Quite understandably there were problems with resource, practicalities and logistics but on the whole the policy worked and took the vast majority off the streets; it was a fantastic opportunity to assess needs, both physical and mental, and to provide a path back to self-determination and self-sufficiency; unfortunately it’s not practicable to do this effectively until the pandemic has passed and support resource is available, fast forward to now.
The COVID-19 pandemic is far from over but as new cases drop and areas of the economy are opening up you would think that now would be the time to address the issues of rough sleeping head-on, to adequately assess individual needs and provide targeted support while you have the vast majority under care and control; think again!

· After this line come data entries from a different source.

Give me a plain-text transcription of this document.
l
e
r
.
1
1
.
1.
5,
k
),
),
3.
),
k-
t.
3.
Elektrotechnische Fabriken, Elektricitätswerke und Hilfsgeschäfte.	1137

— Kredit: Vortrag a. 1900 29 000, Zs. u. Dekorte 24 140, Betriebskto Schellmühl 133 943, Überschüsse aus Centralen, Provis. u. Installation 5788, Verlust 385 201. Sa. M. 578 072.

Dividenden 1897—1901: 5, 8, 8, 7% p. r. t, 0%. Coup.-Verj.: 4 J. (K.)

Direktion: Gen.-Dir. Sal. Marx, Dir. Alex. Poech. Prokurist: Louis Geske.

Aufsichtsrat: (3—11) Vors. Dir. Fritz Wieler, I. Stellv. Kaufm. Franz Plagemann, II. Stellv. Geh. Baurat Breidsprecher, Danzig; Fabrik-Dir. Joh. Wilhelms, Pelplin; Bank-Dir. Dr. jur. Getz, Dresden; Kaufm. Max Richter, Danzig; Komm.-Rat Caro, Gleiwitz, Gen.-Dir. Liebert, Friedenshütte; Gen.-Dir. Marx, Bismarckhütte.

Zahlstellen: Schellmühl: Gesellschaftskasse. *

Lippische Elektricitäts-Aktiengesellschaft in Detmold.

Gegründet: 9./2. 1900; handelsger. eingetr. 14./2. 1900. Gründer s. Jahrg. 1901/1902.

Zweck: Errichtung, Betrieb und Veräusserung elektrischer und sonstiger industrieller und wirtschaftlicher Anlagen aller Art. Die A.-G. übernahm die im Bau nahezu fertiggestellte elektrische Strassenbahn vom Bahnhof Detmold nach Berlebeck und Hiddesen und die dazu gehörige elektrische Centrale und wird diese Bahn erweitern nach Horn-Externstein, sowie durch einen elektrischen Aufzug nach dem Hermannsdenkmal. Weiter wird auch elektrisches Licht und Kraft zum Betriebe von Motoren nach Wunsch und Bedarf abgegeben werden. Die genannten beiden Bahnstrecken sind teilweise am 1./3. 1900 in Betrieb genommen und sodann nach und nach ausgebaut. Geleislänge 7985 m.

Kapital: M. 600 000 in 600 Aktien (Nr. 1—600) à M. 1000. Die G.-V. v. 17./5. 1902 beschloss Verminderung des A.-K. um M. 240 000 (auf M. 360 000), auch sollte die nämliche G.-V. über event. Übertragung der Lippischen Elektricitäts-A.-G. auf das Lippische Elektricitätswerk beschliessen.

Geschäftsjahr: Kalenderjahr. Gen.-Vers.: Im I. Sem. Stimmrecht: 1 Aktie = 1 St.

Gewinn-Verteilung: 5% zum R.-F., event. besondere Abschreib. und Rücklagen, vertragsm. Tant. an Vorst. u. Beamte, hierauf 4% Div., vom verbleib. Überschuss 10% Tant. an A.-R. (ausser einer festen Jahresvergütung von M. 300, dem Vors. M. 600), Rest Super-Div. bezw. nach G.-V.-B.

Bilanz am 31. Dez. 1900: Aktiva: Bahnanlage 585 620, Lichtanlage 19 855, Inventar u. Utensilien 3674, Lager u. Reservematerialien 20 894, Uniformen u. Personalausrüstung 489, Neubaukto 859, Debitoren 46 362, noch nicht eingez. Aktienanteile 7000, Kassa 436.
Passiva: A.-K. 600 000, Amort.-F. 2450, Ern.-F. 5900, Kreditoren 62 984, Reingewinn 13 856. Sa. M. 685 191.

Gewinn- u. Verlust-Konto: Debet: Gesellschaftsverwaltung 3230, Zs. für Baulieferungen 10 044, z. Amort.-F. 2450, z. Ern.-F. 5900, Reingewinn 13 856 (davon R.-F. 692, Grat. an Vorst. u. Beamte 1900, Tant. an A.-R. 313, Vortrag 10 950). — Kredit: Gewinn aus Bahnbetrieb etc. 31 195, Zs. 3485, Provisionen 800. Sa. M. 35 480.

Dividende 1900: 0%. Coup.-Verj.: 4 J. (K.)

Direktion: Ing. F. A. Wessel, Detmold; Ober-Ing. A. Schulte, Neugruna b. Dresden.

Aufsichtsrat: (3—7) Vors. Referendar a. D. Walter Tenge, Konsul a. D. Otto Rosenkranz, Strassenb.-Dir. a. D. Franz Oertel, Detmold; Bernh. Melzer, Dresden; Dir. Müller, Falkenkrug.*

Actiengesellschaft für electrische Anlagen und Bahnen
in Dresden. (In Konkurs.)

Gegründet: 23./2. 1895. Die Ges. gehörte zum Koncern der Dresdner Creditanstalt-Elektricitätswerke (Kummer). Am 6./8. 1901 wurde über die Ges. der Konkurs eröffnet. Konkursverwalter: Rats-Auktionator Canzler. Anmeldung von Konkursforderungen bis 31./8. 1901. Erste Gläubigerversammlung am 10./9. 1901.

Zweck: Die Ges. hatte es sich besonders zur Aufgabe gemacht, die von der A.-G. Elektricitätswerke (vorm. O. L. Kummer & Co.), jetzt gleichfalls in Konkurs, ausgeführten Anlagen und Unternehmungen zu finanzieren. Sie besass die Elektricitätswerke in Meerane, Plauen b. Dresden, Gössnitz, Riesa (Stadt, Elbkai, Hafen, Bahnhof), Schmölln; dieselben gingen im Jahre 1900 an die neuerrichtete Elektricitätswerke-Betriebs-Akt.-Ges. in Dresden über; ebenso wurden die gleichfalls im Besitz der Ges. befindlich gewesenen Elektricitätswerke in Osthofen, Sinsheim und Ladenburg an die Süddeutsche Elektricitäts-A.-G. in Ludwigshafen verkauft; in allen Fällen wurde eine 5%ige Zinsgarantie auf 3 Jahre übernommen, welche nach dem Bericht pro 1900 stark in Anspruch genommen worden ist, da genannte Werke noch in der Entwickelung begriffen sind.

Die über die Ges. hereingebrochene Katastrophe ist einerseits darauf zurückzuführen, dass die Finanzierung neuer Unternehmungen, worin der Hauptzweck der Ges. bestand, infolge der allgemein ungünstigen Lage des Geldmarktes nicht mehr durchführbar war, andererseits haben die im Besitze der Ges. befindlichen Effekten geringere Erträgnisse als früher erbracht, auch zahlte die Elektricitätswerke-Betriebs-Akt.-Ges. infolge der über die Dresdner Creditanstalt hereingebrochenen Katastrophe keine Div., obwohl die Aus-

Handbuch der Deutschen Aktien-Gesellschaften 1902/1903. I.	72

The current Government policy in England is to phase out funding of the initiative by introducing a new scheme with long term housing provided for the homeless; sounds good? Well before we hang out the bunting let’s look at the detail. According the various homeless charities and local authority data up to 15,000 individuals were sleeping rough in the UK prior to the pandemic, of these about 50% remain housed in temporary accommodation with many drifting back onto the streets for a variety of reasons. Local initiatives and schemes are underway in some areas but already the opportunity to make systemic change is being lost. Of course, the problem with homelessness is not confined to rough sleepers with over 300,000 regarded as homeless across the UK in Q1 of 2020; this is likely to explode as COVID support packages for business and individuals are removed and the economy dives into recession. The Governments answer to date is an initiative to build 6,000 new homes with 3,000 promised in the next 12 months. There are other short-term support measures currently being provided such as £6m for homeless charities but ONLY 3,000 homes sometime in 2021 isn’t going to scratch the surface.
After previously experiencing some of the highest rates of homelessness anywhere across the country, Brighton and Hove City Council have been proactive in accommodating those found on the streets in local hotels and B&B’s as part of the “Get them in” policy during lockdown at a cost of £3.9m. They are now being moved into Halls of Residence at Brighton University but this is quite clearly a temporary measure. Speaking to the Brighton Argus earlier this month a BHCC spokesperson commented “We have accommodation in place until September, and are working hard to put in place personal housing plans for all rough sleepers we’re currently accommodating, so no-one will need to return to the streets”.
At every point in recent history, construction has led us out of recession so it makes perfect economic and financial sense to commit to a huge increase in the construction of social housing and commercial conversions now with the asset retained for future generations: a feature of the current Government has been reactive sticking plasters and soundbites, let’s hope they can be persuaded to be more proactive and visionary when it comes to “levelling up” those experiencing homelessness.